Alternatively, the Navy could fit more interceptors into fewer VLS cells by shifting to a shorter-range air defense scheme. Shorter-range weapons such as the Evolved Sea Sparrow (ESSM) Block 2 that will debut in 2020 are smaller than longer-range interceptors and can exploit the same lethality improvements as SM-6 to achieve a high probability of defeating incoming ASCMs. The ESSM fits four to a VLS cell–quadrupling air defense capacity–while it’s range will be about 10-30 miles. It would thus engage incoming ASCMs at about the same range as electronic warfare (EW) jamming, deception, and decoy systems (depending on the ASCM’s altitude). This will make it possible for EW to reduce the number of interceptors expended, compared to today’s scheme in which EW is only used after interceptors have failed.
A 10-30 mile air defense scheme will also prepare the surface fleet to integrate new weapons such as lasers and electromagnetic railguns (EMRG) that will likely be mature in the early to mid-2020s. While these weapons cannot fully replace interceptors, they could enable the Navy to shift additional VLS capacity to offensive missiles. The shipboard lasers expected in this timeframe would be effective against ASCMs out to a range of about 10 miles while an EMRG will be able to engage incoming ASCMs out to about 30 miles. At longer ranges, the unpowered EMRG projectile will take too long to reach an incoming ASCM, which could maneuver and cause the EMRG to miss.

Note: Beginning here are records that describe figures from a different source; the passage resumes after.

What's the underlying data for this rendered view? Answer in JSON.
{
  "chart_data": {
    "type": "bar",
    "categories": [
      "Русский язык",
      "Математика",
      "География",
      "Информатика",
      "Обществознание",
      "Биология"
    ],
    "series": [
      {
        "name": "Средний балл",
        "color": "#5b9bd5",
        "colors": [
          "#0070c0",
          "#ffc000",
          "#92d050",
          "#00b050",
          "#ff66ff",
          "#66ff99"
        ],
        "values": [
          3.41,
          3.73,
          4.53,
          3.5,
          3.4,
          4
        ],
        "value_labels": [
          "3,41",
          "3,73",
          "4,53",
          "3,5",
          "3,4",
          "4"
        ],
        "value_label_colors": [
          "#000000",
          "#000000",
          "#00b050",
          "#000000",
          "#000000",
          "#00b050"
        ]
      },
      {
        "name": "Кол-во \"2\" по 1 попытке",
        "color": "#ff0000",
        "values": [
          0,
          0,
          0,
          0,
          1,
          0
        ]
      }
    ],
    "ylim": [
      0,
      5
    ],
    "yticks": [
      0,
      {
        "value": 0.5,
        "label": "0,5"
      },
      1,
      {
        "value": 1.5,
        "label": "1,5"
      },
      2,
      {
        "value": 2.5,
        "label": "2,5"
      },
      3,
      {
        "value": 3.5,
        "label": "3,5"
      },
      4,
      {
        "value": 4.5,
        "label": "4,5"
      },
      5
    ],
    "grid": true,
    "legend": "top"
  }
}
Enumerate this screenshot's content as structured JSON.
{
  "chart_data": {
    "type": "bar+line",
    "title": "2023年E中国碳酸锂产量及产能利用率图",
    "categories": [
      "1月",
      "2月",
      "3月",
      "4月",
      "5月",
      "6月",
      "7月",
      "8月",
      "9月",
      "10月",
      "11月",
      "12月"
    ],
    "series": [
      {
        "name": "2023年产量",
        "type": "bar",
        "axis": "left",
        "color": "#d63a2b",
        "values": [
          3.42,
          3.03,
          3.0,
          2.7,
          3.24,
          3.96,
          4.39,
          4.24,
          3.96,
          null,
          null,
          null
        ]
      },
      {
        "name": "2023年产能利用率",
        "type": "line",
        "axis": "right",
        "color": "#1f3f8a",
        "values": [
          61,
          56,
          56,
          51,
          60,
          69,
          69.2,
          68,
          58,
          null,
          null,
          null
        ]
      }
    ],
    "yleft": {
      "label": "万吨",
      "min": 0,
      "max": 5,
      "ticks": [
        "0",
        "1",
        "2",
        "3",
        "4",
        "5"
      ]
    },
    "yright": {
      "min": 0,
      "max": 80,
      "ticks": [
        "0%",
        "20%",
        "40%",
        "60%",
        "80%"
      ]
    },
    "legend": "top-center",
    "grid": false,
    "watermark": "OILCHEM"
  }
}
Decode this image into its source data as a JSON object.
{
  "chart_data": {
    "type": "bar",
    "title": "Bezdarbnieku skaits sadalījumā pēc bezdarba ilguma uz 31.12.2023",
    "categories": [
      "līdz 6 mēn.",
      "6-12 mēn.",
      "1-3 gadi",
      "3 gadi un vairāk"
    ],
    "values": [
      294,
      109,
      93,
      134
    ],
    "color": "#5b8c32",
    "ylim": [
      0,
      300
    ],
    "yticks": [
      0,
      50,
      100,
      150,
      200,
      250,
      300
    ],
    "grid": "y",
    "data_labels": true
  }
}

The resulting air defense scheme would consist of lasers, EMRGs, interceptors (e.g., ESSM), and EW systems engaging incoming missiles in a dense layer 10–30 miles away from the ship. This is far enough away for a surface combatant to protect another ship while each ship’s self-defense systems would engage “leakers” at 2–5 miles. Automated decision aids that match air defense systems to incoming missiles will be an essential element of this scheme since multiple systems will be engaging incoming missiles at the same approximate range. These aids are inherent to the Aegis combat system, but would have to be upgraded to incorporate new weapons such as lasers and EMRGs
Offensive anti-air warfare (AAW) is the other side of this new air defense approach. While air defense shifts to 10-30 miles using weapons such as ESSM and lasers, longer-range interceptors such as SM-2 and SM-6 would focus on shooting down enemy aircraft before they can launch ASCM attacks. SM-6s, in particular, can engage enemy aircraft outside their ASCM range and are much less expensive than the aircraft they will destroy, producing a more advantageous cost exchange than using SM-6 against enemy ASCMs. Further, enemy aircraft generally fly at higher altitudes than ASCMs, enabling them to be detected farther away by shipboard radars whose visibility is limited by the horizon.
If the surface fleet is to implement distributed lethality, the place to start is with surface combatants. Today they lack the offensive capacity to pose a significant threat to enemy navies. Obtaining that capacity from the surface fleet’s main battery, the VLS magazine, will require that the Navy revisit fundamental aspects of how it fights. The alternative will be to continue devoting increasing portions of its weapons capacity to defense, and concepts such as distributed lethality will only exist in the pages of professional journals.